Qualche giorno fa mi son recato a suonare a Soncino, un piccolo comune del cremonese entrato ufficialmente a far parte, nel 2008, del Club "I borghi più belli d'Italia".
Una delle strade che bisogna prendere per arrivarci è la famigerata Strada Provinciale 193 famosa per le sue buche e per le sue condizioni fatiscenti. Una decina di chilometri che lasciano il segno sia nell'animo che nei pneumatici ma è stato proprio durante quei momenti, mentre la percorrevo ai quaranta chilometri all'ora, tra uno sbalzo e l'altro, che di colpo la mia mente è tornata a bordo dei Matatu, i minibus di Nairobi.
I Matatu sono piccoli pulmini coloratissimi, molto famosi economici e caratteristici, adibiti al trasporto di persone e che, come infinite formiche impazzite, scorrazzano a destra e a sinistra per le vie incredibilmente trafficate della famosa megalopoli africana.
Anche a me è capitato di salirci diverse volte sul Matatu e, tra tutte le cose che mi hanno colpito, quella che più mi è rimasta in presso è sicuramente il ricordo delle imbottiture posizionate ovunque al suo interno: vi si trovano perfino fissate nella parte interna del tetto e questo per evitare appunto che la gente, a cause delle buche e delle strade malmesse, ci cozzino le proprie teste.

Ah! Se solo mi avesse portato un Matatu al festival Jazz di Soncino... forse mi sarei goduto meglio la voce di Kay Foster Jackson, star di prima grandezza negli USA, il suo paese d’origine, originaria di Atlanta ma ormai "cremonese" d'adozione.
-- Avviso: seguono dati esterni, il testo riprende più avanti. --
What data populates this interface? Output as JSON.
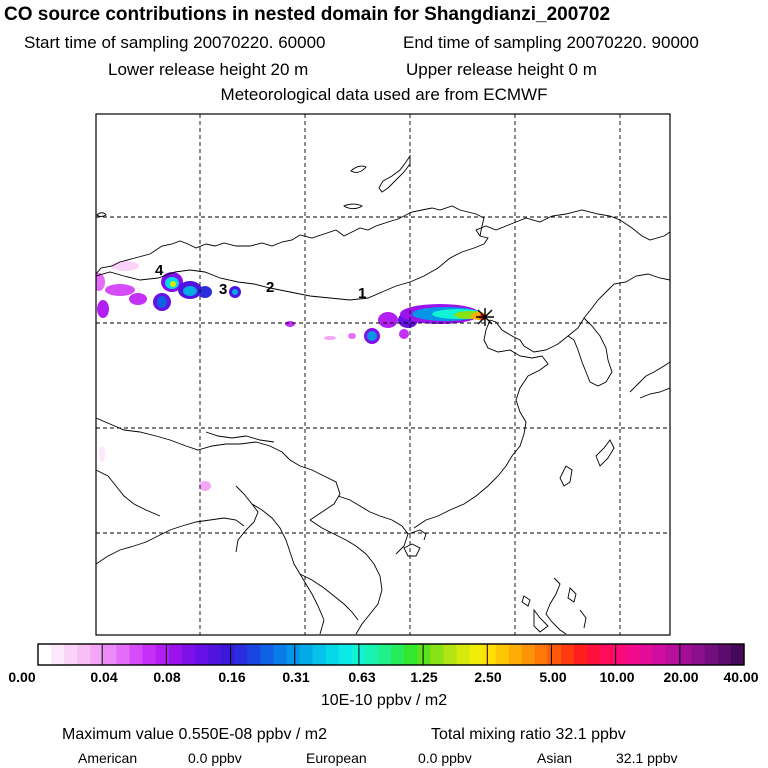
{
  "header": {
    "title": "CO  source contributions in nested domain for Shangdianzi_200702",
    "start": "Start time of sampling 20070220. 60000",
    "end": "End time of sampling 20070220. 90000",
    "lower": "Lower release height   20 m",
    "upper": "Upper release height    0 m",
    "met": "Meteorological data used are from ECMWF"
  },
  "map": {
    "sector_labels": [
      "1",
      "2",
      "3",
      "4"
    ],
    "receptor_symbol": "star-icon"
  },
  "legend": {
    "ticks": [
      "0.00",
      "0.04",
      "0.08",
      "0.16",
      "0.31",
      "0.63",
      "1.25",
      "2.50",
      "5.00",
      "10.00",
      "20.00",
      "40.00"
    ],
    "units": "10E-10 ppbv / m2",
    "colors": [
      "#ffffff",
      "#fde8fb",
      "#fbd3f8",
      "#f8bff6",
      "#f3a6f5",
      "#ec8af7",
      "#e36cf8",
      "#d54cf8",
      "#c530f6",
      "#b31ff2",
      "#9b14ee",
      "#8010ea",
      "#6611e6",
      "#4f14e0",
      "#3a1ad8",
      "#2a2ddd",
      "#1b45e3",
      "#1060e6",
      "#087ce8",
      "#0494e8",
      "#03abe6",
      "#04c2e8",
      "#06d8ea",
      "#0ce9e9",
      "#12f2d4",
      "#18f2b2",
      "#1ef08a",
      "#26ec5c",
      "#34e62e",
      "#5be21c",
      "#88e215",
      "#b1e410",
      "#d6ea0c",
      "#f2ed08",
      "#ffdf06",
      "#ffc605",
      "#ffad05",
      "#ff9306",
      "#ff7807",
      "#ff5a0a",
      "#ff3b10",
      "#ff1e1e",
      "#ff0f3c",
      "#ff0b5c",
      "#fa0a78",
      "#f00b8c",
      "#e30c98",
      "#d00d9e",
      "#ba0e9c",
      "#a20f96",
      "#8a0f8c",
      "#720e7e",
      "#5c0c6c",
      "#460959"
    ]
  },
  "stats": {
    "maximum": "Maximum value  0.550E-08 ppbv / m2",
    "total": "Total mixing ratio      32.1 ppbv",
    "american_label": "American",
    "american_value": "0.0 ppbv",
    "european_label": "European",
    "european_value": "0.0 ppbv",
    "asian_label": "Asian",
    "asian_value": "32.1 ppbv"
  }
}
La sua fantastica voce nera, colorata di gospel e passione, sopra le note di Georgia on My Mind, mi ha commosso e nei miei pensieri sono finiti loro due:

Loro sono due bambini conosciuti in Africa.
Si sono conosciuti nello stesso orfanotrofio, quasi alla stessa età e chissà ancora per quanto tempo rimarranno insieme. Qualche volta delle persone di colore bianco si recano a trovarli ma chissà perché ripartono sempre troppo presto. I due bambini hanno tanti altri amichetti all'interno della grande casa, di tutte le età e spesso i più grandi si occupano dei più piccoli. Loro non sanno che i bambini dei paesi del Nord del mondo godono di molte più opportunità e che, tra i due, saranno sicuramente loro a pensare di andarsene un giorno dal loro paese in numero maggiore.
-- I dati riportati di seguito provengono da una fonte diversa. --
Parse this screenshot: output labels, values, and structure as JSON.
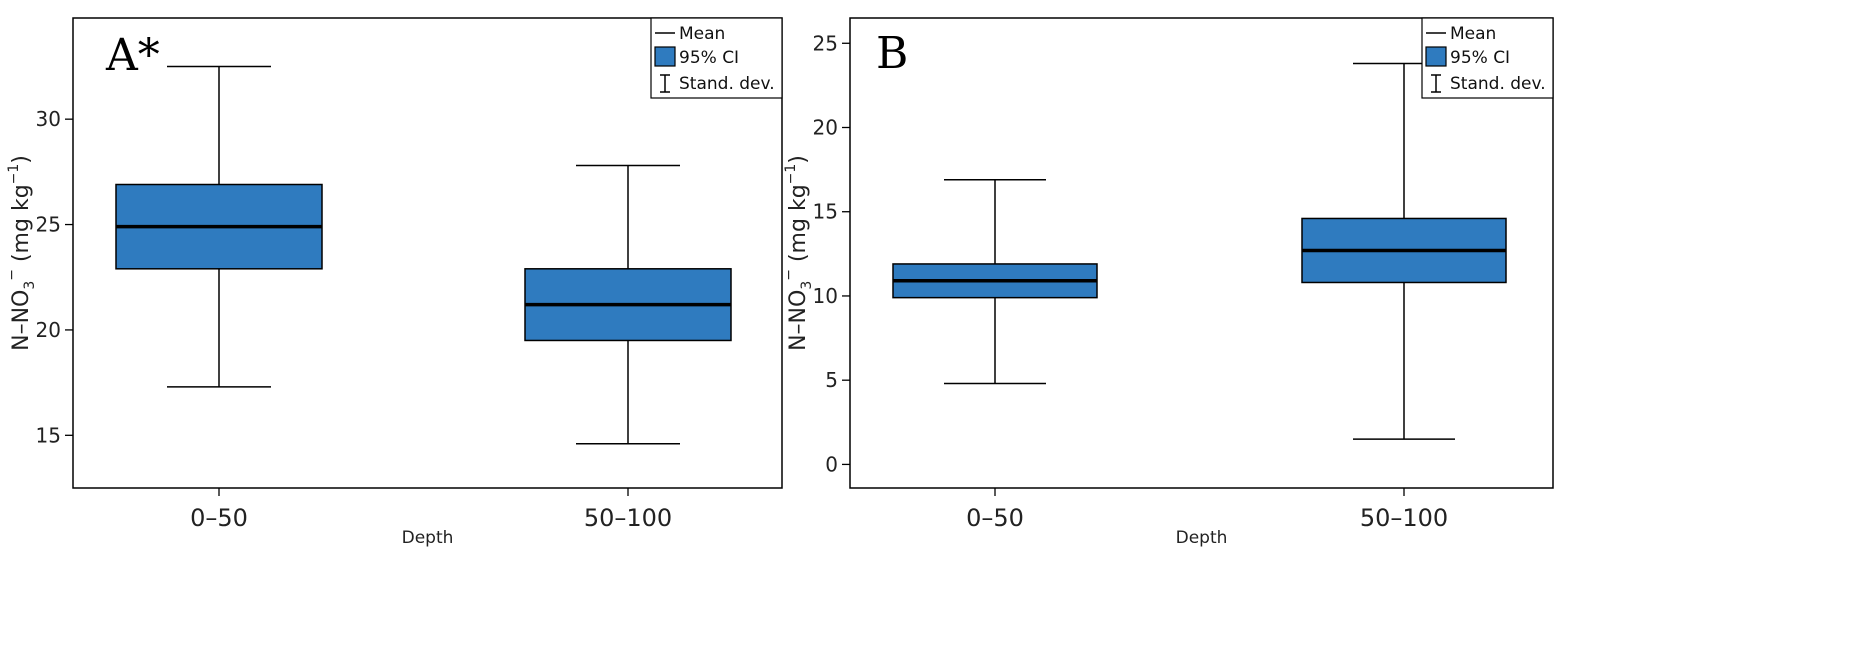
{
  "colors": {
    "box_fill": "#2f7bbf",
    "box_stroke": "#000000",
    "line": "#000000"
  },
  "legend": {
    "mean_label": "Mean",
    "ci_label": "95% CI",
    "sd_label": "Stand. dev."
  },
  "chart_data": [
    {
      "type": "boxplot",
      "panel": "A*",
      "xlabel": "Depth",
      "ylabel_main": "N–NO",
      "ylabel_sub": "3",
      "ylabel_sup": "−",
      "ylabel_unit": " (mg kg",
      "ylabel_unit_sup": "−1",
      "ylabel_close": ")",
      "ylim": [
        12.5,
        34.8
      ],
      "yticks": [
        15,
        20,
        25,
        30
      ],
      "legend_position": "top-right",
      "categories": [
        "0–50",
        "50–100"
      ],
      "series": [
        {
          "category": "0–50",
          "mean": 24.9,
          "ci_low": 22.9,
          "ci_high": 26.9,
          "sd_low": 17.3,
          "sd_high": 32.5
        },
        {
          "category": "50–100",
          "mean": 21.2,
          "ci_low": 19.5,
          "ci_high": 22.9,
          "sd_low": 14.6,
          "sd_high": 27.8
        }
      ]
    },
    {
      "type": "boxplot",
      "panel": "B",
      "xlabel": "Depth",
      "ylabel_main": "N–NO",
      "ylabel_sub": "3",
      "ylabel_sup": "−",
      "ylabel_unit": " (mg kg",
      "ylabel_unit_sup": "−1",
      "ylabel_close": ")",
      "ylim": [
        -1.4,
        26.5
      ],
      "yticks": [
        0,
        5,
        10,
        15,
        20,
        25
      ],
      "legend_position": "top-right",
      "categories": [
        "0–50",
        "50–100"
      ],
      "series": [
        {
          "category": "0–50",
          "mean": 10.9,
          "ci_low": 9.9,
          "ci_high": 11.9,
          "sd_low": 4.8,
          "sd_high": 16.9
        },
        {
          "category": "50–100",
          "mean": 12.7,
          "ci_low": 10.8,
          "ci_high": 14.6,
          "sd_low": 1.5,
          "sd_high": 23.8
        }
      ]
    }
  ]
}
Perché, quando diventeranno grandi, vorranno usufruire anche loro di quelle medesime opportunità.
Perché qualcuno gli ha raccontato di ricchezze e fortuna e, avendole viste luccicare in Tv, semplicemente sogneranno di migliorare la propria vita.
O forse perché una sera, appena scesi da un Matatu, si sono soffermati su questo murales e magari, quella vita, gliel'ha cambiata.

Ad ogni modo io, davanti a quel Murales, a gennaio, ci ho incontrato Zacaria.
Zacaria mi ha raccontato della voglia che ha sentito un giorno di cambiare. Un biglietto d'aereo, l'arrivo prima a Napoli poi a Torino. La prima cosa che mi ha detto è stata che l'Italia l'ha accolto bene tuttavia non sono mai mancati, da parte della gente, diffidenza, offese, sospetto, timore, rabbia.
Un giorno, infine, ha deciso di fare ritorno in Kenya perché -non-valeva-più-la-pena-rimanere- spiegandomi, inoltre, che non dimentica mai a sé stesso oggi di spiegare ai suoi figli quanto sia importante difendersi dalla paura di non avere.